Die Piraten haben u. a. folgendes in Zusammenarbeit mit Rot-Grün-Rot-Orange erreicht:

  • die Aufhebung der Neustadtprohibition, die den Straßenverkauf von Alkohol am Freitag und Samstag ab 22 Uhr verbot
  • die Westerweiterung des Alaunplatzes teilweise erzielt
  • Livestream und Aufzeichnung der Stadtratssitzungen eingeführt
  • das Müllkonzept für den Alaunpark verstetigt
  • Globus am Alten Leipziger Bahnhof verhindert, Entwicklung hin zu einem schönen “Walkable City” Stadtteil angestoßen
  • die Sanierung der Königsbrücker in der massiven Stadtautobahn-Variante verhindert (Varianten 7)
  • S-Bahn-Haltepunkt am Bischofsplatz eröffnet
  • Radwege am Bischofsplatz erstellt
  • Radbügel “auf der Straße” aufgestellt (Bischofsplatz)

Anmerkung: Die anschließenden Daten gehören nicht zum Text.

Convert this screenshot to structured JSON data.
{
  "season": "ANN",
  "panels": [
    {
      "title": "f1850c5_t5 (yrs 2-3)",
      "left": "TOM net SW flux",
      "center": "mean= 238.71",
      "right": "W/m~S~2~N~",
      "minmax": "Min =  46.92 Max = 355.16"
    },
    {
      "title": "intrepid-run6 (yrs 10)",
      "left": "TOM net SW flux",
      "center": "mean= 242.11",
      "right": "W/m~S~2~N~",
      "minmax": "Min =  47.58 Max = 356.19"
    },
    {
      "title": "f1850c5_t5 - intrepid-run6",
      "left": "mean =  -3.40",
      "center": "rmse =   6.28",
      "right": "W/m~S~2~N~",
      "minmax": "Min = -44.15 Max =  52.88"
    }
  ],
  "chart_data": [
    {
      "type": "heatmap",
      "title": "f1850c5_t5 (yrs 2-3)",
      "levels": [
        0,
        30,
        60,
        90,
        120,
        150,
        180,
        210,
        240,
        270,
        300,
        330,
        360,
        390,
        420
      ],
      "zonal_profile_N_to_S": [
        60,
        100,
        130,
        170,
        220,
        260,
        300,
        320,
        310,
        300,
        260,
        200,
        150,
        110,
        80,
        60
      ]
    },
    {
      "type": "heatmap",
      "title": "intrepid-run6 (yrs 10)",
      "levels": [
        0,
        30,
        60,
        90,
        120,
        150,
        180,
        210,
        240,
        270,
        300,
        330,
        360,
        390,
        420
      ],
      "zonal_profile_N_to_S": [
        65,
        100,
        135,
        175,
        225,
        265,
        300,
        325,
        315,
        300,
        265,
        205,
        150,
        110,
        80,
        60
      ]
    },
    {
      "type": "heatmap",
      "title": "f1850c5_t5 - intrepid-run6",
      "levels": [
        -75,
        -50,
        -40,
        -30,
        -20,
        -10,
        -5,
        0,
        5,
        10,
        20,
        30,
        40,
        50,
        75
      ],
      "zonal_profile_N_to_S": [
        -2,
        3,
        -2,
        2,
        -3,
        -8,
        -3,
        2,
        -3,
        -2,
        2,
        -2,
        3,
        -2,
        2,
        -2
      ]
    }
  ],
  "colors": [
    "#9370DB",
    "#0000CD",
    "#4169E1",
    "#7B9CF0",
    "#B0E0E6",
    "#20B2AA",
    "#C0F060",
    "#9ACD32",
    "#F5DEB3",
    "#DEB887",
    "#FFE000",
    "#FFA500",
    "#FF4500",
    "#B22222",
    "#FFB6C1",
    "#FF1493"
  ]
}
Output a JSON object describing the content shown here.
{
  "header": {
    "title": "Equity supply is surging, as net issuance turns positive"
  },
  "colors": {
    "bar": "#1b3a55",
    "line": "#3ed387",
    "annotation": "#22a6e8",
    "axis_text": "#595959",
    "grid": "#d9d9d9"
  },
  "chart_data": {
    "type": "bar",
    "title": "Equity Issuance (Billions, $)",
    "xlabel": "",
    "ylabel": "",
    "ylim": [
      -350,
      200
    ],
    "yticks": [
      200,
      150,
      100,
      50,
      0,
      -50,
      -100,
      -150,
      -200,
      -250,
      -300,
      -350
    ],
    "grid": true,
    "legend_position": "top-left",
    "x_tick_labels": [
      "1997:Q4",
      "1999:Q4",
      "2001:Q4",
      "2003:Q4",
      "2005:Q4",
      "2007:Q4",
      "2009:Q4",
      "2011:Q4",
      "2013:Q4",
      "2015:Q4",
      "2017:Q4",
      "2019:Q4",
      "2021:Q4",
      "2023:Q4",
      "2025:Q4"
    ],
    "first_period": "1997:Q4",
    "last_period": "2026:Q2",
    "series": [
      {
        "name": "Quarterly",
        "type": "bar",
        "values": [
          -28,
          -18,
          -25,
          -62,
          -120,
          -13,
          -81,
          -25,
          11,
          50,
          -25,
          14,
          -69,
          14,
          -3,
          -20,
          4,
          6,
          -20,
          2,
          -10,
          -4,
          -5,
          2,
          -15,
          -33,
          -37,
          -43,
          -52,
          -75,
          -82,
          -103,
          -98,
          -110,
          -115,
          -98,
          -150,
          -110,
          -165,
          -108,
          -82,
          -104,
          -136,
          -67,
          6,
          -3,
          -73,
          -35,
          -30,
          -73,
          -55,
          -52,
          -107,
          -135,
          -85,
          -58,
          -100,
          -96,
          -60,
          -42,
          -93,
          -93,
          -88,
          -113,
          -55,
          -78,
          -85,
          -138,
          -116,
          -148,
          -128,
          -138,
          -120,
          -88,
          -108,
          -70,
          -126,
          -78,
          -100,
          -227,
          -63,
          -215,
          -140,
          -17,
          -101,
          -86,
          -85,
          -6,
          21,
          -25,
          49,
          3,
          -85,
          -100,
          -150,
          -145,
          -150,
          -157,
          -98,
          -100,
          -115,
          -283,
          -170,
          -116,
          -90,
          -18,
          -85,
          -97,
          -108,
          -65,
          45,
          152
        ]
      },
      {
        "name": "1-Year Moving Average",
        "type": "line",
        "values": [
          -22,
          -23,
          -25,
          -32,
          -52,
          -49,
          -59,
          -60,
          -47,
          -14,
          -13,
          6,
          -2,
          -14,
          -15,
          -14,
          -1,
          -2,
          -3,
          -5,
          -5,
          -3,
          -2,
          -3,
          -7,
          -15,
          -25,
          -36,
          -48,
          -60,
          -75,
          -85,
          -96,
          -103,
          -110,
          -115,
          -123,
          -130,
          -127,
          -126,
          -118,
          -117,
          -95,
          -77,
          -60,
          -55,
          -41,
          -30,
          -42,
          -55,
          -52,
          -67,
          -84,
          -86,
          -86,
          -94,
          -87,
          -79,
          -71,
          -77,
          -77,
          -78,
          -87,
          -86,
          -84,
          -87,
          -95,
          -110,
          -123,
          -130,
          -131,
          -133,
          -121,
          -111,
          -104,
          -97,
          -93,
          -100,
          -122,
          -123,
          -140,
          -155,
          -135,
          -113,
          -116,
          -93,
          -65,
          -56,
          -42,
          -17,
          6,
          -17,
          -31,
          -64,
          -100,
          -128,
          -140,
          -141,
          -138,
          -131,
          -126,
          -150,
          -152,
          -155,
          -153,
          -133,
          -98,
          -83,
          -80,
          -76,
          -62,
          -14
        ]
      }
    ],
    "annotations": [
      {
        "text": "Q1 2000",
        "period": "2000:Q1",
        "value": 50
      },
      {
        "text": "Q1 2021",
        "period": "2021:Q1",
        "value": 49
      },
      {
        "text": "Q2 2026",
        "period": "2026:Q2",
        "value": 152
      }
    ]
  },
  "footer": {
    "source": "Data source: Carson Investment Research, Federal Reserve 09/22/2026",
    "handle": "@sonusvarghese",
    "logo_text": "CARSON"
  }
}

  • Die Mega-Hafencity als Investorentraum verhindert und einen Gebietsschutz für Neustadt/Pieschen auf den Weg gebracht
  • Marina Garden als Investorentraum verhindert und einen hübschen Bebauungsplan erstellt
  • Pfandringe gegen alle Widerstände durchgesetzt

Neben diesen sichtbaren Erfolgen arbeite ich eng mit politisch interessierten Menschen und Bürgerinitiativen zusammen, um deren Punkte im politischen Prozedere einzubringen und die Stadtpolitik greifbarer zu gestalten. Ich verstehe mich als Proxi der Menschen in den Stadtrat hinein.